Using AM, GM inequity

$$\dfrac{\sum (a+1)}4\ge\sqrt[4]{\prod(a+1)}$$

Answer 3

You known AM-GM inequality? $$(a+1)(b+1)(c+1)(d+1)\le\left(\dfrac{a+b+c+d+4}{4}\right)^4$$

if you don't known AM-GM inequality,you also can following

In fact ,if $x,y,z,w\in R^{+}$,then we have $$x^4+y^4+z^4+w^4-4xyzw\ge 0$$ because $$x^4+y^4+z^4+w^4-4xyzw=(x^2-y^2)^2+(z^2-w^2)+2(xy-zw)^2$$ so $=$ iff $x=y=z=w$ so $$4xyzw\le \le x^4+y^4+z^4+w^4$$ let $$\sqrt[4]{a+1}=x,\sqrt[4]{b+1}=y,\sqrt[4]{c+1}=z,\sqrt[4]{d+1}=w$$ so $$4\sqrt[4]{(a+1)(b+1)(c+1)(d+1)}\le a+1+b+1+c+1+d+1=5$$

so $$(a+1)(b+1)(c+1)(d+1)\le \left(\dfrac{5}{4}\right)^4$$

Answer 4

By the AM-GM inequality,

$$\sqrt[4]{(a+1)(b+1)(c+1)(d+1)} \leq \frac{(a + 1) + (b + 1) + (c + 1) + (d + 1)}{4} = \frac{5}{4}$$

hence...

Answer 5

In light of all the AM-GM answers, here is a variational approach.

Suppose we know that $a+b+c+d=1$, then we also know that for any direction moved $(\delta a,\delta b,\delta c,\delta d)$ that maintains this condition $$ \begin{align} 0 &=\delta a+\delta b+\delta c+\delta d\\ &=(\delta a,\delta b,\delta c,\delta d)\cdot(1,1,1,1)\tag{1} \end{align} $$ In that same direction, the rate of change of $(a+1)(b+1)(c+1)(d+1)$ satisfies $$ \begin{align} \small\frac{\delta\left[(a+1)(b+1)(c+1)(d+1)\right]}{(a+1)(b+1)(c+1)(d+1)} &=\small\frac{\delta a}{a+1}+\frac{\delta b}{b+1}+\frac{\delta c}{c+1}+\frac{\delta d}{d+1}\\ &\small=(\delta a,\delta b,\delta c,\delta d)\cdot\left(\frac1{a+1},\frac1{b+1},\frac1{c+1},\frac1{d+1}\right)\tag{2} \end{align} $$ Case 1: $\boldsymbol{a,b,c,d\gt0}$ (interior maximum)

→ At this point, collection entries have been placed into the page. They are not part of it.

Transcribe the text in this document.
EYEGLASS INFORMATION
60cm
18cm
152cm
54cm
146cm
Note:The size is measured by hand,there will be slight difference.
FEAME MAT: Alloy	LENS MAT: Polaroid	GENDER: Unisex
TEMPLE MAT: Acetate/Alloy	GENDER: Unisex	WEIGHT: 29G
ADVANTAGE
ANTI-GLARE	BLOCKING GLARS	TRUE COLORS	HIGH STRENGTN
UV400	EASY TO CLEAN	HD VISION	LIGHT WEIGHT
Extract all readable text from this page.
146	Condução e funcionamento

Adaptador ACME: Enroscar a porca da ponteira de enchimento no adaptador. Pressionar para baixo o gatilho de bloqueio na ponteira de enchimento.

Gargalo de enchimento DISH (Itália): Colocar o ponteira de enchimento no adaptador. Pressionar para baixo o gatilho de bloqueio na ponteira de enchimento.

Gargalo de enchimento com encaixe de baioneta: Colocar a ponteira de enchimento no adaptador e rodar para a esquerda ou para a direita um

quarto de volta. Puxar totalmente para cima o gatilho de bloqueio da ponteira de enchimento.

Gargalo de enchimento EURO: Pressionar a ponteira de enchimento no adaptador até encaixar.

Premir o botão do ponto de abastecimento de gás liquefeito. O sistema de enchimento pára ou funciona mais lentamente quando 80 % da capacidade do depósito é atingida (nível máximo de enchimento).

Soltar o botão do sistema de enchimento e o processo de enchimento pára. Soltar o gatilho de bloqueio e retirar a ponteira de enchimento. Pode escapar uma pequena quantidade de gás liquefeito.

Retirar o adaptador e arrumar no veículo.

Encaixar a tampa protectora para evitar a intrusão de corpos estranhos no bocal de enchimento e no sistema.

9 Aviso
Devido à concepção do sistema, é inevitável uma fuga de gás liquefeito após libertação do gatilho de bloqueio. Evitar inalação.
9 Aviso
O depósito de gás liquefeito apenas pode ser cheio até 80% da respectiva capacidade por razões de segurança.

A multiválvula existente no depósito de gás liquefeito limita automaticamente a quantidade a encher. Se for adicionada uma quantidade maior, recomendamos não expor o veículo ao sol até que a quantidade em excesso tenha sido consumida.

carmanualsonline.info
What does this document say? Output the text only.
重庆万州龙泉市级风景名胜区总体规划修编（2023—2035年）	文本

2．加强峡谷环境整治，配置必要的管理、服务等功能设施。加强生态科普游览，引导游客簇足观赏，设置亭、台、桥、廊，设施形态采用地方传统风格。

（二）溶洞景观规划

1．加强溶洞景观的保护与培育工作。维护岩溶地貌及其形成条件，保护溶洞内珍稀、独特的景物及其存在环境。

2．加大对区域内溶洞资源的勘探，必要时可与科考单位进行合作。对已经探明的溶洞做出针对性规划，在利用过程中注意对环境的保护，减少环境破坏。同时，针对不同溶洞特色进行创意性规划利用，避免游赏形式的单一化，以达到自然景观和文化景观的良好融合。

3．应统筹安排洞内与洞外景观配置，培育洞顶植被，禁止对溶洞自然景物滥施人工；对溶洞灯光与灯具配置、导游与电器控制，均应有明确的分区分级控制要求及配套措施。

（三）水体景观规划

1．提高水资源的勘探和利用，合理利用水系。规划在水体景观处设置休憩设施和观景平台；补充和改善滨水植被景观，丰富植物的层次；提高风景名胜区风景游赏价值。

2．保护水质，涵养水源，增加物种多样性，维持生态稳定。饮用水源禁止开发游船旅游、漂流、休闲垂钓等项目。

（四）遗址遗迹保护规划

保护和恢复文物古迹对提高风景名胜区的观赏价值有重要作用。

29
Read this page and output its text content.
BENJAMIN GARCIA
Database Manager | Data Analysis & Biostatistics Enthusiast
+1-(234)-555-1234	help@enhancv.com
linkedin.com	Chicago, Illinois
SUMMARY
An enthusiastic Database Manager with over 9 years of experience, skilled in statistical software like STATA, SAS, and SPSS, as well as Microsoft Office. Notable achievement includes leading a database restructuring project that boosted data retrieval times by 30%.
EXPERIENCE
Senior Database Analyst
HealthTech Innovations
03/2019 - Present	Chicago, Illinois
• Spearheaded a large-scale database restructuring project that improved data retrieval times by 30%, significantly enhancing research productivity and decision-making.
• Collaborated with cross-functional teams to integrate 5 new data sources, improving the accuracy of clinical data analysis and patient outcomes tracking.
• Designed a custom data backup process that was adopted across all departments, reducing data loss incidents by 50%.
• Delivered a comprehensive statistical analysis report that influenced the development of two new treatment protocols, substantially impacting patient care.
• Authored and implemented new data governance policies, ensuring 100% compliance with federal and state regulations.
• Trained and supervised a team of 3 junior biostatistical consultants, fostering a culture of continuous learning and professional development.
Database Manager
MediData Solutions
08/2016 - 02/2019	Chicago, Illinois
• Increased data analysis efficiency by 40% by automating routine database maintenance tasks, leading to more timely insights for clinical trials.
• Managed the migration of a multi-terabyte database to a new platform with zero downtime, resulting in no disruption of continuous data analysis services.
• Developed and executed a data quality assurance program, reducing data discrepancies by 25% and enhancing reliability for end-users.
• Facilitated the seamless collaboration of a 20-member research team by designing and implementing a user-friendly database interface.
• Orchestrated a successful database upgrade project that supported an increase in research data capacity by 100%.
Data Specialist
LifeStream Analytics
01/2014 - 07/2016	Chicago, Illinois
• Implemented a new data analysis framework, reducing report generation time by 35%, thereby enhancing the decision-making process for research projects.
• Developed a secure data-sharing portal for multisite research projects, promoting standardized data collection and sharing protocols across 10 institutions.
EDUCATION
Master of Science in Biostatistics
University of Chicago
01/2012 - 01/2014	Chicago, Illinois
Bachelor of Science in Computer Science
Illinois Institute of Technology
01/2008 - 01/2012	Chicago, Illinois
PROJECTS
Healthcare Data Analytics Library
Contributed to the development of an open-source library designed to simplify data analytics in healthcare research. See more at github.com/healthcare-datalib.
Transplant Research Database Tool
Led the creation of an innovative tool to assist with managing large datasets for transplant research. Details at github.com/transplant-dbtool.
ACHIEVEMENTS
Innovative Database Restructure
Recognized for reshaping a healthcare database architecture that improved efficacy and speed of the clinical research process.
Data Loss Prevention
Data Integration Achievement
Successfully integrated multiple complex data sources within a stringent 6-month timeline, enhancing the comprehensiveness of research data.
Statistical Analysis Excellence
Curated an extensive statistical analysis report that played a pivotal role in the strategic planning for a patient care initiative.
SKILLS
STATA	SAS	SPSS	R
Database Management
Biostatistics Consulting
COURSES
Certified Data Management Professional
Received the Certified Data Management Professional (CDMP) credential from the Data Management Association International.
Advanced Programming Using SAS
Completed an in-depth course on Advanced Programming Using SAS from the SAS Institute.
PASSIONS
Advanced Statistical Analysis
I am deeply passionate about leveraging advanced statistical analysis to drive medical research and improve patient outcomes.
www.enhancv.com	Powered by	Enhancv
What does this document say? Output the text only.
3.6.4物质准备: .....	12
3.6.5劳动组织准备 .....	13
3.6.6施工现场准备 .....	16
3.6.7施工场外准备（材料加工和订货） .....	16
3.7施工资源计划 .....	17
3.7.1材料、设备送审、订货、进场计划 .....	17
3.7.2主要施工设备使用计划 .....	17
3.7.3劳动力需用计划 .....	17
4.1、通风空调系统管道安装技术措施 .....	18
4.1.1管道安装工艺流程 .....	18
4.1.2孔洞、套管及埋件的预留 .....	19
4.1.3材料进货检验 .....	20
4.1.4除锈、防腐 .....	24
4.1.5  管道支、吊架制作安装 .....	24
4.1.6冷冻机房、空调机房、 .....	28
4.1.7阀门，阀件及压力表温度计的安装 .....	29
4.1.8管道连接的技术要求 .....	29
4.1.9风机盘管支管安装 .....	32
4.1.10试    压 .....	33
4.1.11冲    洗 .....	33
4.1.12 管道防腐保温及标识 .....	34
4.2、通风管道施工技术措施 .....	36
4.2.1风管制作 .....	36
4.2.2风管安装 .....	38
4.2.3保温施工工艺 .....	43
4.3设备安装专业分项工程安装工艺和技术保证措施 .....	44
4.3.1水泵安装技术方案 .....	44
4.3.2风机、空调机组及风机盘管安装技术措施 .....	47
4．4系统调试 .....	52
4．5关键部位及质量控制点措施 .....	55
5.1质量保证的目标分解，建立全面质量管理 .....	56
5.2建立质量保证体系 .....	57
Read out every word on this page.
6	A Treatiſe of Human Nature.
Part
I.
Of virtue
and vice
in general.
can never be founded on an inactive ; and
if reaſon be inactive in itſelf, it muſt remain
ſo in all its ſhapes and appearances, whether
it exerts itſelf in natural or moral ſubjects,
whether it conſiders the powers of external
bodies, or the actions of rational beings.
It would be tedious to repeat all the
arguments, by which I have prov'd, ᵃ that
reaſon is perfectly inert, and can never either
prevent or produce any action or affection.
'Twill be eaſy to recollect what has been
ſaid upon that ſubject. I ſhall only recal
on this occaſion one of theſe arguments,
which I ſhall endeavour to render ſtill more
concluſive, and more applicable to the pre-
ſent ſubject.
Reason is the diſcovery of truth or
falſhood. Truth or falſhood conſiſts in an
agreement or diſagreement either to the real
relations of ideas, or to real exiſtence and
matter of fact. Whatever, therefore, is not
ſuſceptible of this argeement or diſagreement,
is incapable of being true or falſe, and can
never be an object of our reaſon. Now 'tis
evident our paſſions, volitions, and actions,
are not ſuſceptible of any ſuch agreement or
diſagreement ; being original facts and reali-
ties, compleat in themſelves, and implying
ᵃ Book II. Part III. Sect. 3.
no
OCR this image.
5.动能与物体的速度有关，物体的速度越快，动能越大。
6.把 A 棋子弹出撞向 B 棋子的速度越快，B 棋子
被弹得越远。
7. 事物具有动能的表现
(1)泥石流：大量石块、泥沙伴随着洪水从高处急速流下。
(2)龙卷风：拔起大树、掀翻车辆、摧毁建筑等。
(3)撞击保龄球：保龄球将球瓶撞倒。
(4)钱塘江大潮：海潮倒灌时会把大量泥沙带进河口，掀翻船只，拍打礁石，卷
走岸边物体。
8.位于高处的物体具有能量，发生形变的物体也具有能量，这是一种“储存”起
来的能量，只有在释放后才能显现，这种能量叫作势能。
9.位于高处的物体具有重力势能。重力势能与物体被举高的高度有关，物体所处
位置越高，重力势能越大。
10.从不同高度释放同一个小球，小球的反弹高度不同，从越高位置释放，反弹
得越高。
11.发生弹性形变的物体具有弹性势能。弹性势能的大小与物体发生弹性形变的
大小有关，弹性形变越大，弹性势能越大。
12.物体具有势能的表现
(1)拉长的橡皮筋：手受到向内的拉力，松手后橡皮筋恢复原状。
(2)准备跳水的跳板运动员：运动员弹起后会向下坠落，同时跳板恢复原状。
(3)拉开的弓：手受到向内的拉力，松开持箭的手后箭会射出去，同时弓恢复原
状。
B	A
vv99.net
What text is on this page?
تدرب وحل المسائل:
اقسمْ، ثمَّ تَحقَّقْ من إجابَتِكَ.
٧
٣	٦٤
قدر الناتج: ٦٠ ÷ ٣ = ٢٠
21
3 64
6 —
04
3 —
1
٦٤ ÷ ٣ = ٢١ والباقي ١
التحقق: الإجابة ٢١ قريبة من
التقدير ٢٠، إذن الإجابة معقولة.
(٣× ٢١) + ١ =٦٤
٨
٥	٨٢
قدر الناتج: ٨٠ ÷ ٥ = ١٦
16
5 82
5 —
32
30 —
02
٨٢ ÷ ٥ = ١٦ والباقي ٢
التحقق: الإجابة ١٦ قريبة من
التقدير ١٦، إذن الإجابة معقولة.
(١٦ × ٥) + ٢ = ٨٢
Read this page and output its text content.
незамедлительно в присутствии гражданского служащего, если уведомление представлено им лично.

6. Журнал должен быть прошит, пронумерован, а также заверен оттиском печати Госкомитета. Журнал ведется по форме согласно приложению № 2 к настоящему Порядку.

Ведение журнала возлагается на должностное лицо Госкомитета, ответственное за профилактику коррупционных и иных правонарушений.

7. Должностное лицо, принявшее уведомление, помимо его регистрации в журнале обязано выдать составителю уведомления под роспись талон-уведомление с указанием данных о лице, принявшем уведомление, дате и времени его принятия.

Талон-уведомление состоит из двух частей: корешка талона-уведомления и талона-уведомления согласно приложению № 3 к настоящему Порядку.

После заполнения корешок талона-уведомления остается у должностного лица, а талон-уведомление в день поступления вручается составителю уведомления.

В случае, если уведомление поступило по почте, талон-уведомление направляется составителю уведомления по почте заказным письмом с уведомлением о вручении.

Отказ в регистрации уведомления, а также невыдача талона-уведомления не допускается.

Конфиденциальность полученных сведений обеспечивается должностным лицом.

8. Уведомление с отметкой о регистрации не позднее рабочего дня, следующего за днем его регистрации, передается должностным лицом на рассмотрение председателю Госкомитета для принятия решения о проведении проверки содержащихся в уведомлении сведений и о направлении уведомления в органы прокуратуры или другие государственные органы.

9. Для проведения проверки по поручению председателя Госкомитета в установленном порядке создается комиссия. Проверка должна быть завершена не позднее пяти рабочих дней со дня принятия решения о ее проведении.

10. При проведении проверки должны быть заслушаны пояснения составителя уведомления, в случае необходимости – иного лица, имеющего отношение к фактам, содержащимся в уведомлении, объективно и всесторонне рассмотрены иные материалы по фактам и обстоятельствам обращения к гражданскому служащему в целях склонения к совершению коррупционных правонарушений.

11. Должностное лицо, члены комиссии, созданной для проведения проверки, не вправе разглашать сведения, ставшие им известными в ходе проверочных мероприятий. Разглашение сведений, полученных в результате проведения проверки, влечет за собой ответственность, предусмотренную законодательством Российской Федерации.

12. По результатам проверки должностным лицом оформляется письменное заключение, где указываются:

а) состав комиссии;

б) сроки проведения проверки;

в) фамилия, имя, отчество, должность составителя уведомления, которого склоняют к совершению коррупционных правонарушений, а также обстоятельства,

Suppose we are at the point where $(a+1)(b+1)(c+1)(d+1)$ is maximum given that $a+b+c+d=1$. Suppose further that we can find a direction that is perpendicular to $(1,1,1,1)$, but is not perpendicular to $\left(\frac1{a+1},\frac1{b+1},\frac1{c+1},\frac1{d+1}\right)$. Then, since $a,b,c,d\gt0$, by $(1)$, we can travel in that direction, and its opposite, and $a+b+c+d$ will stay constant. However, by $(2)$, moving in that direction, or its opposite, will cause $(a+1)(b+1)(c+1)(d+1)$ to increase. This contradicts the maximality we assumed.

Thus, if $a,b,c,d\gt0$, $\left(\frac1{a+1},\frac1{b+1},\frac1{c+1},\frac1{d+1}\right)$ must be parallel to $(1,1,1,1)$. That is, $a=b=c=d=\frac14$.

Case 2: one or more of $\boldsymbol{a,b,c,d=0}$ (boundary maximum)

Using the same arguments as above, we get that the non-zero variables must be equal. So we must not only check $\left(\frac14,\frac14,\frac14,\frac14\right)$, but also $\left(0,\frac13,\frac13,\frac13\right)$, $\left(0,0,\frac12,\frac12\right)$, and $(0,0,0,1)$.

Since $$ \left(\frac54\right)^4\ge\left(\frac43\right)^3\ge\left(\frac32\right)^2\ge2^1 $$ we get that the maximum occurs at $\left(\frac14,\frac14,\frac14,\frac14\right)$.